I received my first Andhra cookbook – Cooking with Pedatha yesterday. It has a green hardcover, pictures in every page, simple instructions – what’s not to like.
In the introduction, the author’s write,
Of course, one thing we never questioned her about was how much time any recipe would take. We already knew her answer tot hat- ” As long as it takes for a good dish to be ready”. ” Don’t look at the time, look at the pan”, she once remarked.
I realized how true it was and how much I had forgotten that concept. Once back home, my grand father’s sister was staying with us for a few days. I remember helping out with sauteing some onions, and I was turning the onions left and right. She came over, took the spoon from me and said,” Not like that, be patient “, and she continued to stir the onions so tenderly and delicately on a low flame. The chicken curry for which the onions were intended turned wonderful, better than the usual. I had forgotten to do that slow stirring for sometime now but this cookbook has reminded me to slow down, and enjoy my cooking.
The recipe is for the lady’s finger roast from the book. Thanks to the many Andhra blogs, some of the terms were already familiar, but there is a list of ingredients in the back page which is a big help for me. The book is a delight!
Okra 1 pound – wash, dry with paper towel. I cut them lenthwise into quarters. The small ones were halved.
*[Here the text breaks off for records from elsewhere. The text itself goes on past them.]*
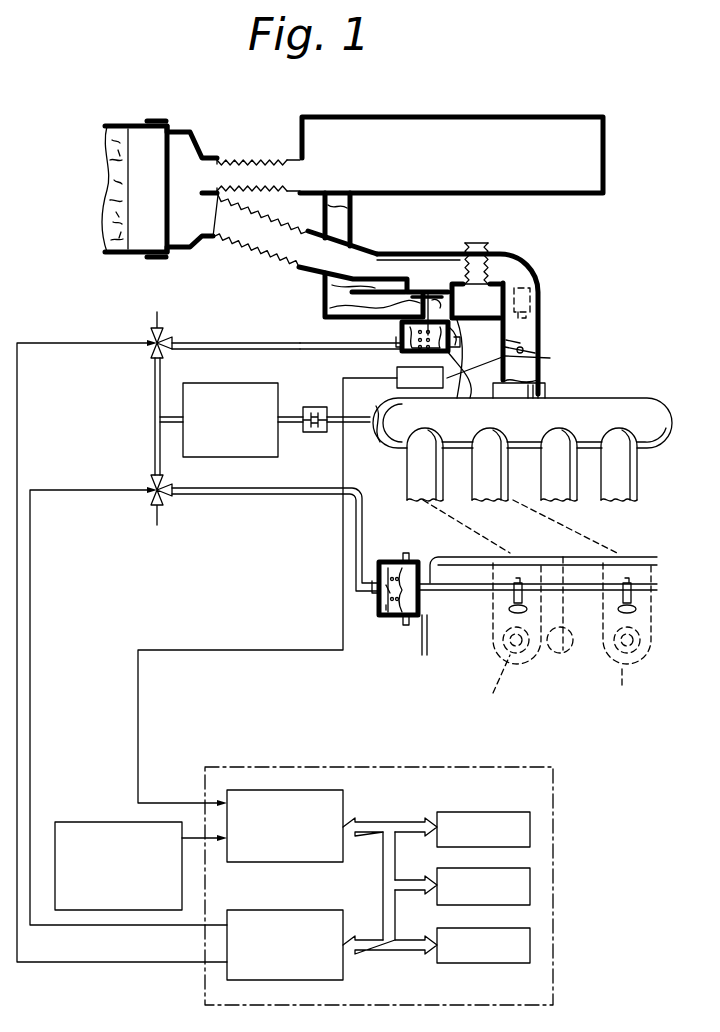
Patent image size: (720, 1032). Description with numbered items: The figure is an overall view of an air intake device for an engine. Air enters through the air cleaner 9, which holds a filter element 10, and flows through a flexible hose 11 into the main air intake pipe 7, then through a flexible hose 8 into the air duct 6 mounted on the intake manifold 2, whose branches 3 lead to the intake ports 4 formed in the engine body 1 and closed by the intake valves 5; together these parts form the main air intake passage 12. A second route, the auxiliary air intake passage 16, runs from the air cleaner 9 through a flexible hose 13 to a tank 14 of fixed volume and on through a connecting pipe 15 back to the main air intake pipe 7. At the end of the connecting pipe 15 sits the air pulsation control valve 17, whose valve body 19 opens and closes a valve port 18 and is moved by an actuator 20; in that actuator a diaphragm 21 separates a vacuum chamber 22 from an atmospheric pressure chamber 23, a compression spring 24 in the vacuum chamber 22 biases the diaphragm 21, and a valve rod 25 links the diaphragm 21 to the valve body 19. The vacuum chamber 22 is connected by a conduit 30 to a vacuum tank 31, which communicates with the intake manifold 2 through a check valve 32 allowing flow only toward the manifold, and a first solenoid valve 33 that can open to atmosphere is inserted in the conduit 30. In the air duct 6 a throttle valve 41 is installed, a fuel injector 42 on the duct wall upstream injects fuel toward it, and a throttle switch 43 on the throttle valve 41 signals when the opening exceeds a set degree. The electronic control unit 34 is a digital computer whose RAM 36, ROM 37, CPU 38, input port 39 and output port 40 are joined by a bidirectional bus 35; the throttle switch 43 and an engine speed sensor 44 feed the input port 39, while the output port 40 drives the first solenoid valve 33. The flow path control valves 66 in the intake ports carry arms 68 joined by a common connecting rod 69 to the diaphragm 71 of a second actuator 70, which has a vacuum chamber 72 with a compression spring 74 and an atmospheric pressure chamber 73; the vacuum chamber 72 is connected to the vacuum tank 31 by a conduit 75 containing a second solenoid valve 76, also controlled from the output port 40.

The engine body 1 is at (460, 566).
The intake manifold 2 is at (618, 406).
The branches of the intake manifold 3 is at (622, 490).
The intake ports 4 is at (490, 610).
The intake valves 5 is at (549, 687).
The air duct 6 is at (540, 294).
The main air intake pipe 7 is at (422, 255).
The flexible hose 8 is at (488, 258).
The air cleaner 9 is at (180, 124).
The filter element 10 is at (100, 142).
The flexible hose 11 is at (245, 254).
The main air intake passage 12 is at (388, 256).
The flexible hose 13 is at (246, 156).
The tank 14 is at (390, 114).
The connecting pipe 15 is at (322, 296).
The auxiliary air intake passage 16 is at (352, 210).
The air pulsation control valve 17 is at (392, 362).
The valve port 18 is at (434, 292).
The valve body 19 is at (476, 301).
The actuator 20 is at (342, 349).
The diaphragm 21 is at (458, 328).
The vacuum chamber 22 is at (513, 372).
The atmospheric pressure chamber 23 is at (506, 340).
The compression spring 24 is at (460, 371).
The valve rod 25 is at (330, 306).
The conduit 30 is at (210, 343).
The vacuum tank 31 is at (220, 383).
The check valve 32 is at (314, 434).
The first solenoid valve 33 is at (168, 336).
The electronic control unit 34 is at (562, 987).
The bidirectional bus 35 is at (390, 953).
The RAM 36 is at (532, 816).
The ROM 37 is at (532, 882).
The CPU 38 is at (532, 942).
The input port 39 is at (292, 788).
The output port 40 is at (284, 910).
The throttle valve 41 is at (524, 350).
The fuel injector 42 is at (534, 268).
The throttle switch 43 is at (398, 383).
The engine speed sensor 44 is at (82, 820).
The flow path control valve 66 is at (524, 654).
The arm 68 is at (530, 597).
The common connecting rod 69 is at (582, 590).
The actuator 70 is at (388, 550).
The diaphragm 71 is at (403, 626).
The vacuum chamber 72 is at (385, 620).
The atmospheric pressure chamber 73 is at (408, 566).
The compression spring 74 is at (380, 603).
The conduit 75 is at (272, 498).
The second solenoid valve 76 is at (168, 498).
Red chilli powder- 2 tsp ( the original recipe needs 1 tbsp, but that was too hot for me)
Oil 2 tbsp+1tbsp
Salt to taste
Ingredients for tempering:
Split black gram dal/ urad dal 1 tsp
Mustard seeds- 1/2 tsp
Asafoetida powder, Turmeric powder- 1/4 tsp each
Curry leaves – 1 sprig
Heat a pan, add about 2 tbsp oil. Add the urad dal, and when it turns golden, add the mustard seeds. Lower the heat, and add the asafoetida, turmeric and curry leaves.
Then add the veggies, allow to roast on slow flame. Stir occasionaly.
After 8-10mins, when the okra starts to turn brown at some spots, add the salt and chilli powder. Stir to combine. Go easy when stirring so as to not turn it mushy. Add one tbsp or less oil at this point to mix well with the chilli powder. Adding the oil makes a nice chilli coating on the okra. Serve warm.
This dish is super hot. I didn’t imagine Andhra cuisine to be this hot.
I had this with rotis and some Kottayam fish curry.
Very satisfying meal, but my tongue was on fire. Cooled off with some lassi.
Can’t wait to try more recipes. Thanks Indira for introducing me to this wonderful cookbook.